I have developed / analyzed
- a model of for the emergence of consensus,
- a model that explains how review websites and recommendation systems can lead to systematic biases in collective evaluations ‘The Collective Hot Stove Effect’,
- a model that explores the implications of ranking algorithms for the popularity of news sources, and tested model predictions in online experiments,
- a model that clarifies the conditions under which majority-based social influence can lead to lock-in on inferior options and tested the predictions by reanalyzing data of previously published experiments.


# Work Package 4 (Models of belief formation in networks, and tests)

I have developed / analyzed
- a model of categorization-based social influence,
- models to explain attitude polarization based on social media feedback and tested model assumptions in experiments and with Twitter data,
- a series of models that explain attitude polarization and opinion homogenization based on decision from experiences,
- a model that explains how social media feedback can lead to divergence in issue attention between female and male politicians and tested its assumptions using Twitter data.

I have ran
- a large scale experiment that test the predictions of the model and have designed a follow up (not yet run),
- multiple social influence experiments to understand whether people tend to follow the common behavior or the behavior of the majority when these differ.
I had identified three key limitations in research prior to my project:
1. The unclear interaction between information sampling biases and information processing biases in producing judgment biases.
2. Uncertain ecological validity of sampling-based theories’ premises.
3. Unclear implications of sampling-based theories for collective judgments and beliefs’ distribution over social networks.

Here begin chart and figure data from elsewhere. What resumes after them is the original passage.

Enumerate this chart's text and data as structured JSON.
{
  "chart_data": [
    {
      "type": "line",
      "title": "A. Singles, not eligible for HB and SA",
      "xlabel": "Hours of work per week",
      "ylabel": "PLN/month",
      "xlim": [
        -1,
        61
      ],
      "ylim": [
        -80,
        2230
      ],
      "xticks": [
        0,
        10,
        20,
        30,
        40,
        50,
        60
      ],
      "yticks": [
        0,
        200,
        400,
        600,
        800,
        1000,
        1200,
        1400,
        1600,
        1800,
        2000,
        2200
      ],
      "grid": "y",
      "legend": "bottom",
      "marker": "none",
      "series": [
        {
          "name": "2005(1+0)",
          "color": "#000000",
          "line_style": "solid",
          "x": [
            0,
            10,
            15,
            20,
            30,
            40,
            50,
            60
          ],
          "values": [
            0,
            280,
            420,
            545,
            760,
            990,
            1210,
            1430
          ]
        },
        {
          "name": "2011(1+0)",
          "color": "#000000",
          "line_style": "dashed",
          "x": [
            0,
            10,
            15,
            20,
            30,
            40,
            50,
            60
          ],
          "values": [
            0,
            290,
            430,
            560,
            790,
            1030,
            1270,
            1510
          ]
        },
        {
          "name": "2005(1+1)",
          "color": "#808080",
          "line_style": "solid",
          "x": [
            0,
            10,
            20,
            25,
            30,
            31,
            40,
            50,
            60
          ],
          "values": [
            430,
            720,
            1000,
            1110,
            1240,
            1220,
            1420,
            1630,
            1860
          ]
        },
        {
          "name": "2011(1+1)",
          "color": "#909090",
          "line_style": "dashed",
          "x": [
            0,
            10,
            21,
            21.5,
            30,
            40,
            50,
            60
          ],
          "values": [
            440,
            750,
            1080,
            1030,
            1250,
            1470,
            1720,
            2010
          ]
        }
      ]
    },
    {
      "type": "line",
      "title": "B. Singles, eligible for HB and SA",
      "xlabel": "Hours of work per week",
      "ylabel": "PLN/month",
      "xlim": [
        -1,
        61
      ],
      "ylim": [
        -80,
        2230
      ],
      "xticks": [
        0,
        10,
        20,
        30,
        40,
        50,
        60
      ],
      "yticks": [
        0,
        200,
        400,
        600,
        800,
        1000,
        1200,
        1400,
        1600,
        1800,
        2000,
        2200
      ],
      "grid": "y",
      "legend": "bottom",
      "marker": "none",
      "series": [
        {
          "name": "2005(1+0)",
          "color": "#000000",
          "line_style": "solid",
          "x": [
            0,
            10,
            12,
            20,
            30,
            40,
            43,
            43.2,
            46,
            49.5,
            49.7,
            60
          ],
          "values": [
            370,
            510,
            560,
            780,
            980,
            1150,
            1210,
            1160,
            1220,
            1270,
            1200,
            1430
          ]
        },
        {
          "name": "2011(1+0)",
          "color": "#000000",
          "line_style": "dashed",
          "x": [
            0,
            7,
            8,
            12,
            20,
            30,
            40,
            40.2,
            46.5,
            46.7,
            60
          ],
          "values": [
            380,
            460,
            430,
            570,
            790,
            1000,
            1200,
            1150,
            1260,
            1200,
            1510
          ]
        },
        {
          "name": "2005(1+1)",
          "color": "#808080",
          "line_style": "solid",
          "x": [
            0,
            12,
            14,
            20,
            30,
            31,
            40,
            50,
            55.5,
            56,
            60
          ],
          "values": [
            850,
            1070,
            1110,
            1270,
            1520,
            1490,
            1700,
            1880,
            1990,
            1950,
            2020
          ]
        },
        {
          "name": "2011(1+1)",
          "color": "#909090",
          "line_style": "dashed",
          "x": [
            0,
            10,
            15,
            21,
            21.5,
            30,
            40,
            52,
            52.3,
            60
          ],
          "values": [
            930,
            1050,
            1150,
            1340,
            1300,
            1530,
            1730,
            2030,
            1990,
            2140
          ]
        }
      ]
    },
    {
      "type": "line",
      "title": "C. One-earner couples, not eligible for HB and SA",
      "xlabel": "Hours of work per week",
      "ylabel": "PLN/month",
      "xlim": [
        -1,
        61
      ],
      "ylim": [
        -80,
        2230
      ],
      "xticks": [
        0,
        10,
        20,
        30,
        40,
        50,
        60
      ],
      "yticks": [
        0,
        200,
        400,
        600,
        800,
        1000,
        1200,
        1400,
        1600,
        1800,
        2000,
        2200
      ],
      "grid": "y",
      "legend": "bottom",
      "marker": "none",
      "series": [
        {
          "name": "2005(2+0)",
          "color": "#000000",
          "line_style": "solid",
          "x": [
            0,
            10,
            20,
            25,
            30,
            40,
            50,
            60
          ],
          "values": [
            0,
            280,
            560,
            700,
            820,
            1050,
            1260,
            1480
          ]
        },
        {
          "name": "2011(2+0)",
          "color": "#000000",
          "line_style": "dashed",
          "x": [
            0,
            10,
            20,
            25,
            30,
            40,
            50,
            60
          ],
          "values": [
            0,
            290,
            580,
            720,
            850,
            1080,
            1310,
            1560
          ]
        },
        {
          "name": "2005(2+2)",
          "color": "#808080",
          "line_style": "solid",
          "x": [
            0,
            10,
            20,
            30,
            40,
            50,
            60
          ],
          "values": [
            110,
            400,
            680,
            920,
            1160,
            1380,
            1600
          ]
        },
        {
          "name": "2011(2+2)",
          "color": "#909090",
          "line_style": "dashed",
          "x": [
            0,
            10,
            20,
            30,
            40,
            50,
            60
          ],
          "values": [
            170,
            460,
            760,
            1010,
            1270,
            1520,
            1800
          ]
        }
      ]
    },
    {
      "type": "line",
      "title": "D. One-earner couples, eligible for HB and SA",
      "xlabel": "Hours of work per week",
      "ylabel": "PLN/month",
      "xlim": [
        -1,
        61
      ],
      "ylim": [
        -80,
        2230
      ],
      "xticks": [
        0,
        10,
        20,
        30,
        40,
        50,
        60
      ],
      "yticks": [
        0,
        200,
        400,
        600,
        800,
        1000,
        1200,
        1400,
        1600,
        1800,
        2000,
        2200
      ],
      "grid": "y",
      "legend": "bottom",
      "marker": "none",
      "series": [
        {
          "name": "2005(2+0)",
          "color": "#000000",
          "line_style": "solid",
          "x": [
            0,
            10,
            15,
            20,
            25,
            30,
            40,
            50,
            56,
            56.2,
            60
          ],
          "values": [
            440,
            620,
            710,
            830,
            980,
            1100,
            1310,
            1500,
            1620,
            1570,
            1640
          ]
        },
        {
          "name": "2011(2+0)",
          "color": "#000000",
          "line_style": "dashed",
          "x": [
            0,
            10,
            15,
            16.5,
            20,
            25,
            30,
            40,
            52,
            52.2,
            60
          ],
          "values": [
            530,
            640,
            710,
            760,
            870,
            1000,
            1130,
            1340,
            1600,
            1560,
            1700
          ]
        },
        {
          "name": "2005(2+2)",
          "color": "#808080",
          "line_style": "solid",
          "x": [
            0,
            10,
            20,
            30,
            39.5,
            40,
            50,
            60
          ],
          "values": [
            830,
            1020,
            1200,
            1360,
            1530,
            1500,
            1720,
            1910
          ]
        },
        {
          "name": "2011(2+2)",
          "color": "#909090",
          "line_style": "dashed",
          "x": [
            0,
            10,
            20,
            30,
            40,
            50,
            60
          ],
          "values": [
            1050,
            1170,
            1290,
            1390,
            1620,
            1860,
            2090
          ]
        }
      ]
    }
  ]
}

My project addresses these limitations as follows:

1. Information Processing of Sampled Data:
• Mental categories generalize sampled choice alternatives, amplifying judgment errors.
• When people evaluate categories or social groups, they use a simple-averaging heuristic.
• People misperceive the behavior of the majority when observing others’ choices repeatedly and follow this mistaken perception.
• Actively sampled information about uncertain options is processed differently from passively obtained information.
• People use a frequent-winning heuristic for skewed payoff distributions rather than integrating information.
• Every day sampling experiences biases self-reports of personality traits.
• Larger in-group information samples is enough to explain perceived in-group diversity over out-groups.
2. Ecological Validity:
• Twitter data from US and Spanish politicians shows:
• Politicians’ topic choices and feedback reactions align with the assumptions of sampling models.
• Emergent behavior patterns match the predictions of sampling models.
3. Implications for Collective Judgments:
• Recommendation systems influencing sampling behavior can spread incorrect beliefs and fake news.
• These systems create biases in average ratings on review websites and contribute to lock-in.
• Social media interactions lead to role specialization and behavioral divergence among politicians.
• Easier positive feedback on social media leads to more extreme opinions.

New Directions:
Developed methods for representing text documents in continuous semantic spaces to improve sampling models’ assessment in naturally occurring environments: an article building on BERT improved text-based typicality measures’ correspondence with human ratings; another article further enhances typicality measurement using Large Language Models. A third article positions political texts in ideological and policy spaces, better matching expert coders’ positioning that the state-of-the-art.